A Democratic precinct chair in Dallas County, Tom Blackwell actually calculated the results in the City of Dallas. This includes the portions of the city of Dallas in Collin and Denton Counties as well. Kerry won Dallas by 54,000 votes, Gore won by 31,000. Still, I would still guess though, that even though Kerry won Travis County by 50,000 votes, he probably won the City of Austin by more than 54,000 since I would be surprised if Kerry's margin doesn't go up significantly when you take out Westlake, Lakeway, Lago Vista, Pflugerville (although it's trending Dem) and the Travis County portions of Round Rock.

City of Dallas Results:

John F. Kerry 200,854
George W. Bush 146,952

Gore/Lieberman - 167,777
Bush/Cheney - 136,350

Posted by: Byron L on August 12, 2005 8:01 PM

ok, after looking at the numbers, most of it looks resonable, but Dallas is flat out incorrect. I see that Austin was 59% Liberal, and based on the Dallas results I would suggest that it should be about 57% Liberal (since that was roughly Kerry's percentage in the city), but 75% is completely incorrect. Someone should figure out where they got that number, because it's at least 15% off.

Posted by: Byron L on August 12, 2005 8:39 PM

Houston and Austin have incorporated more of their affluent white suburbs within their city limits than Dallas has. Still there must be some kind of mathematical error in arriving at that 75% number.

Anyway you would think that the numbers for the whole metropolitan area would be more significant than for the separate cities and suburbs within it.

Posted by: bill on August 12, 2005 9:52 PM

One possible explanation might be if the Center didn't realize that Dallas also contained those (basically WASP Republican) precincts in the two other counties, and only figured on the basis of the Dallas County part of the city.

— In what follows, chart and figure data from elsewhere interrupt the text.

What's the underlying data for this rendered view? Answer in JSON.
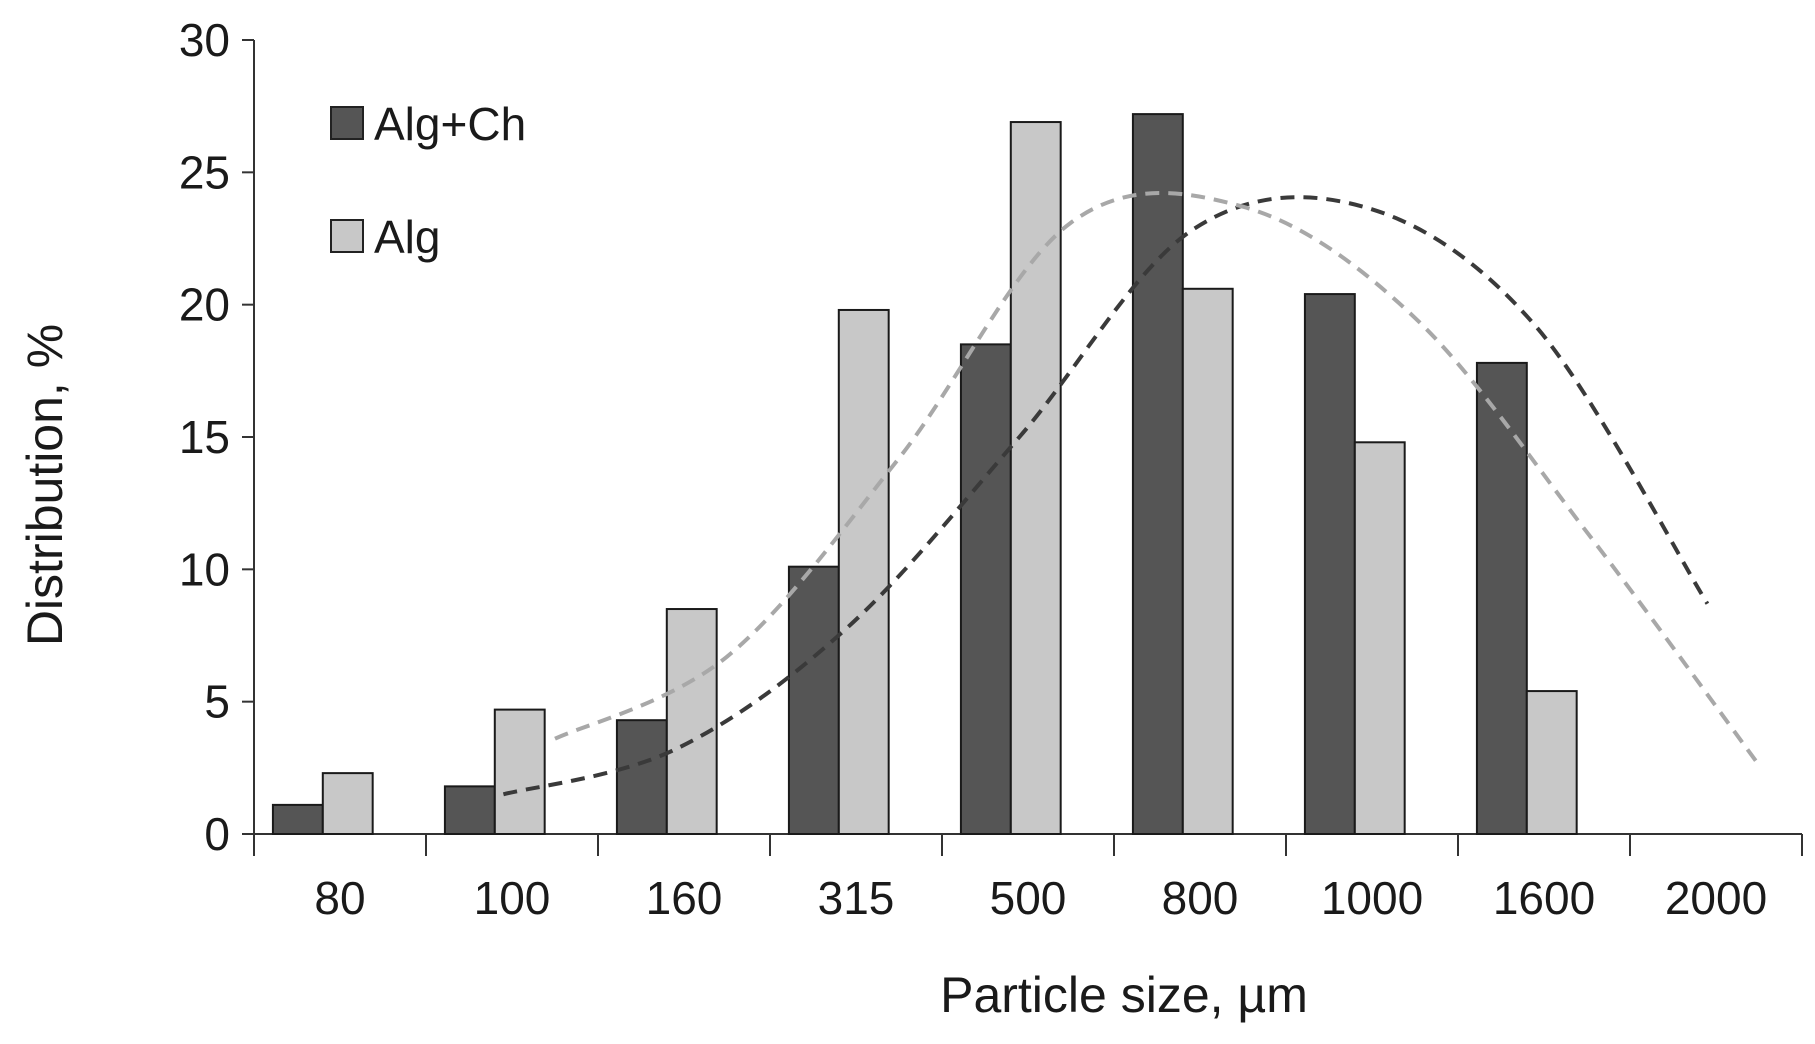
{
  "chart_data": {
    "type": "bar",
    "xlabel": "Particle size, µm",
    "ylabel": "Distribution, %",
    "categories": [
      "80",
      "100",
      "160",
      "315",
      "500",
      "800",
      "1000",
      "1600",
      "2000"
    ],
    "ylim": [
      0,
      30
    ],
    "yticks": [
      0,
      5,
      10,
      15,
      20,
      25,
      30
    ],
    "grid": false,
    "legend_position": "top-left",
    "series": [
      {
        "name": "Alg+Ch",
        "color": "#555555",
        "values": [
          1.1,
          1.8,
          4.3,
          10.1,
          18.5,
          27.2,
          20.4,
          17.8,
          null
        ]
      },
      {
        "name": "Alg",
        "color": "#c8c8c8",
        "values": [
          2.3,
          4.7,
          8.5,
          19.8,
          26.9,
          20.6,
          14.8,
          5.4,
          null
        ]
      }
    ],
    "trendlines": [
      {
        "series": "Alg+Ch",
        "style": "dashed",
        "color": "#3a3a3a",
        "x": [
          100,
          160,
          315,
          500,
          800,
          1000,
          1600,
          2000
        ],
        "values": [
          1.5,
          3.2,
          7.8,
          15.0,
          22.8,
          23.7,
          19.2,
          8.7
        ]
      },
      {
        "series": "Alg",
        "style": "dashed",
        "color": "#a8a8a8",
        "x": [
          100,
          160,
          315,
          500,
          800,
          1000,
          1600,
          2000
        ],
        "values": [
          3.6,
          6.7,
          14.2,
          23.1,
          23.7,
          19.5,
          11.4,
          2.6
        ]
      }
    ]
  }
}
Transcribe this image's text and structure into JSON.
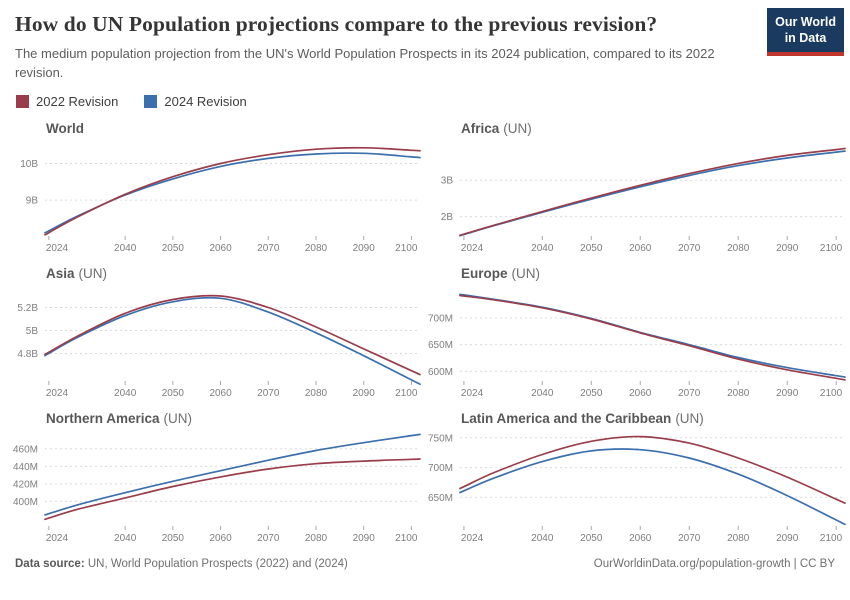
{
  "header": {
    "title": "How do UN Population projections compare to the previous revision?",
    "subtitle": "The medium population projection from the UN's World Population Prospects in its 2024 publication, compared to its 2022 revision.",
    "logo": {
      "line1": "Our World",
      "line2": "in Data"
    }
  },
  "legend": {
    "items": [
      {
        "label": "2022 Revision",
        "color": "#9a3d4b"
      },
      {
        "label": "2024 Revision",
        "color": "#3b6fae"
      }
    ]
  },
  "colors": {
    "revision2022": "#9a3d4b",
    "revision2024": "#3b6fae",
    "grid": "#dcdcdc",
    "tick": "#a8a8a8",
    "axis_text": "#7e7e7e",
    "logo_bg": "#1b3a5f",
    "logo_accent": "#c0362c"
  },
  "footer": {
    "datasource_label": "Data source:",
    "datasource_text": " UN, World Population Prospects (2022) and (2024)",
    "right_text": "OurWorldinData.org/population-growth | CC BY"
  },
  "chart_data": [
    {
      "type": "line",
      "title": "World",
      "title_suffix": "",
      "x": [
        2024,
        2030,
        2040,
        2050,
        2060,
        2070,
        2080,
        2090,
        2100
      ],
      "series": [
        {
          "name": "2022 Revision",
          "color": "#9a3d4b",
          "values": [
            8.11,
            8.54,
            9.16,
            9.64,
            10.0,
            10.24,
            10.39,
            10.43,
            10.36
          ]
        },
        {
          "name": "2024 Revision",
          "color": "#3b6fae",
          "values": [
            8.16,
            8.56,
            9.14,
            9.58,
            9.92,
            10.14,
            10.26,
            10.28,
            10.18
          ]
        }
      ],
      "unit": "billion people",
      "ylim": [
        8.02,
        10.56
      ],
      "yticks": [
        {
          "value": 9,
          "label": "9B"
        },
        {
          "value": 10,
          "label": "10B"
        }
      ],
      "xticks": [
        {
          "value": 2024,
          "label": "2024"
        },
        {
          "value": 2040,
          "label": "2040"
        },
        {
          "value": 2050,
          "label": "2050"
        },
        {
          "value": 2060,
          "label": "2060"
        },
        {
          "value": 2070,
          "label": "2070"
        },
        {
          "value": 2080,
          "label": "2080"
        },
        {
          "value": 2090,
          "label": "2090"
        },
        {
          "value": 2100,
          "label": "2100"
        }
      ]
    },
    {
      "type": "line",
      "title": "Africa",
      "title_suffix": "(UN)",
      "x": [
        2024,
        2030,
        2040,
        2050,
        2060,
        2070,
        2080,
        2090,
        2100
      ],
      "series": [
        {
          "name": "2022 Revision",
          "color": "#9a3d4b",
          "values": [
            1.52,
            1.76,
            2.14,
            2.51,
            2.86,
            3.18,
            3.46,
            3.68,
            3.84
          ]
        },
        {
          "name": "2024 Revision",
          "color": "#3b6fae",
          "values": [
            1.51,
            1.75,
            2.12,
            2.48,
            2.82,
            3.13,
            3.4,
            3.61,
            3.77
          ]
        }
      ],
      "unit": "billion people",
      "ylim": [
        1.47,
        4.02
      ],
      "yticks": [
        {
          "value": 2,
          "label": "2B"
        },
        {
          "value": 3,
          "label": "3B"
        }
      ],
      "xticks": [
        {
          "value": 2024,
          "label": "2024"
        },
        {
          "value": 2040,
          "label": "2040"
        },
        {
          "value": 2050,
          "label": "2050"
        },
        {
          "value": 2060,
          "label": "2060"
        },
        {
          "value": 2070,
          "label": "2070"
        },
        {
          "value": 2080,
          "label": "2080"
        },
        {
          "value": 2090,
          "label": "2090"
        },
        {
          "value": 2100,
          "label": "2100"
        }
      ]
    },
    {
      "type": "line",
      "title": "Asia",
      "title_suffix": "(UN)",
      "x": [
        2024,
        2030,
        2040,
        2050,
        2060,
        2070,
        2080,
        2090,
        2100
      ],
      "series": [
        {
          "name": "2022 Revision",
          "color": "#9a3d4b",
          "values": [
            4.81,
            4.95,
            5.15,
            5.27,
            5.3,
            5.2,
            5.03,
            4.84,
            4.65
          ]
        },
        {
          "name": "2024 Revision",
          "color": "#3b6fae",
          "values": [
            4.8,
            4.94,
            5.13,
            5.25,
            5.28,
            5.16,
            4.98,
            4.78,
            4.57
          ]
        }
      ],
      "unit": "billion people",
      "ylim": [
        4.56,
        5.37
      ],
      "yticks": [
        {
          "value": 4.8,
          "label": "4.8B"
        },
        {
          "value": 5,
          "label": "5B"
        },
        {
          "value": 5.2,
          "label": "5.2B"
        }
      ],
      "xticks": [
        {
          "value": 2024,
          "label": "2024"
        },
        {
          "value": 2040,
          "label": "2040"
        },
        {
          "value": 2050,
          "label": "2050"
        },
        {
          "value": 2060,
          "label": "2060"
        },
        {
          "value": 2070,
          "label": "2070"
        },
        {
          "value": 2080,
          "label": "2080"
        },
        {
          "value": 2090,
          "label": "2090"
        },
        {
          "value": 2100,
          "label": "2100"
        }
      ]
    },
    {
      "type": "line",
      "title": "Europe",
      "title_suffix": "(UN)",
      "x": [
        2024,
        2030,
        2040,
        2050,
        2060,
        2070,
        2080,
        2090,
        2100
      ],
      "series": [
        {
          "name": "2022 Revision",
          "color": "#9a3d4b",
          "values": [
            741,
            734,
            719,
            698,
            672,
            648,
            623,
            603,
            587
          ]
        },
        {
          "name": "2024 Revision",
          "color": "#3b6fae",
          "values": [
            743,
            735,
            720,
            699,
            673,
            650,
            626,
            607,
            592
          ]
        }
      ],
      "unit": "million people",
      "ylim": [
        582,
        756
      ],
      "yticks": [
        {
          "value": 600,
          "label": "600M"
        },
        {
          "value": 650,
          "label": "650M"
        },
        {
          "value": 700,
          "label": "700M"
        }
      ],
      "xticks": [
        {
          "value": 2024,
          "label": "2024"
        },
        {
          "value": 2040,
          "label": "2040"
        },
        {
          "value": 2050,
          "label": "2050"
        },
        {
          "value": 2060,
          "label": "2060"
        },
        {
          "value": 2070,
          "label": "2070"
        },
        {
          "value": 2080,
          "label": "2080"
        },
        {
          "value": 2090,
          "label": "2090"
        },
        {
          "value": 2100,
          "label": "2100"
        }
      ]
    },
    {
      "type": "line",
      "title": "Northern America",
      "title_suffix": "(UN)",
      "x": [
        2024,
        2030,
        2040,
        2050,
        2060,
        2070,
        2080,
        2090,
        2100
      ],
      "series": [
        {
          "name": "2022 Revision",
          "color": "#9a3d4b",
          "values": [
            381,
            391,
            404,
            417,
            428,
            437,
            443,
            446,
            448
          ]
        },
        {
          "name": "2024 Revision",
          "color": "#3b6fae",
          "values": [
            386,
            396,
            410,
            423,
            435,
            447,
            458,
            467,
            475
          ]
        }
      ],
      "unit": "million people",
      "ylim": [
        372,
        478
      ],
      "yticks": [
        {
          "value": 400,
          "label": "400M"
        },
        {
          "value": 420,
          "label": "420M"
        },
        {
          "value": 440,
          "label": "440M"
        },
        {
          "value": 460,
          "label": "460M"
        }
      ],
      "xticks": [
        {
          "value": 2024,
          "label": "2024"
        },
        {
          "value": 2040,
          "label": "2040"
        },
        {
          "value": 2050,
          "label": "2050"
        },
        {
          "value": 2060,
          "label": "2060"
        },
        {
          "value": 2070,
          "label": "2070"
        },
        {
          "value": 2080,
          "label": "2080"
        },
        {
          "value": 2090,
          "label": "2090"
        },
        {
          "value": 2100,
          "label": "2100"
        }
      ]
    },
    {
      "type": "line",
      "title": "Latin America and the Caribbean",
      "title_suffix": "(UN)",
      "x": [
        2024,
        2030,
        2040,
        2050,
        2060,
        2070,
        2080,
        2090,
        2100
      ],
      "series": [
        {
          "name": "2022 Revision",
          "color": "#9a3d4b",
          "values": [
            668,
            691,
            722,
            744,
            752,
            741,
            716,
            684,
            647
          ]
        },
        {
          "name": "2024 Revision",
          "color": "#3b6fae",
          "values": [
            661,
            682,
            710,
            728,
            730,
            716,
            689,
            653,
            612
          ]
        }
      ],
      "unit": "million people",
      "ylim": [
        602,
        758
      ],
      "yticks": [
        {
          "value": 650,
          "label": "650M"
        },
        {
          "value": 700,
          "label": "700M"
        },
        {
          "value": 750,
          "label": "750M"
        }
      ],
      "xticks": [
        {
          "value": 2024,
          "label": "2024"
        },
        {
          "value": 2040,
          "label": "2040"
        },
        {
          "value": 2050,
          "label": "2050"
        },
        {
          "value": 2060,
          "label": "2060"
        },
        {
          "value": 2070,
          "label": "2070"
        },
        {
          "value": 2080,
          "label": "2080"
        },
        {
          "value": 2090,
          "label": "2090"
        },
        {
          "value": 2100,
          "label": "2100"
        }
      ]
    }
  ]
}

The whole thing is still an example of "garbage in, garbage out" if you are trying to find out which cities are most LIBERAL. To paraphrase our former U.S. Senator, "I know liberals. Liberals are friends of mine. Senator Kerry was no liberal." That supporter of the Patriot Act, advocate of more troops for the Preemptive War On Iraq (even calling for a "voluntary" draft if you wanted to graduate from high school), and unquestioning backer of the War On Drug Users, was an all too typical moderate establishment corporatist Democrat. Sure, lots of us voted for him as far better than Bush (and still would, given the same choice), but the vote totals in that race are no way to determine a city's ideology.

Posted by: Bill Howell on August 14, 2005 10:10 AM

Well, there is sign that says "Entering University Park City Limits," so maybe they excluded University Park in their analysis of Dallas. That could bring Dallas up several notches.

Posted by: blank on August 14, 2005 11:08 AM

I still think that the real, and apparently uncontested, question is how and when did Dallas become more liberal than Houston. When I was growing up in the Houston area in the 70s and early 80s, Houston was clearly more liberal than Dallas.

Posted by: Jeb on August 15, 2005 3:45 PM

more liberal than madison, wi? crack smoking idiots.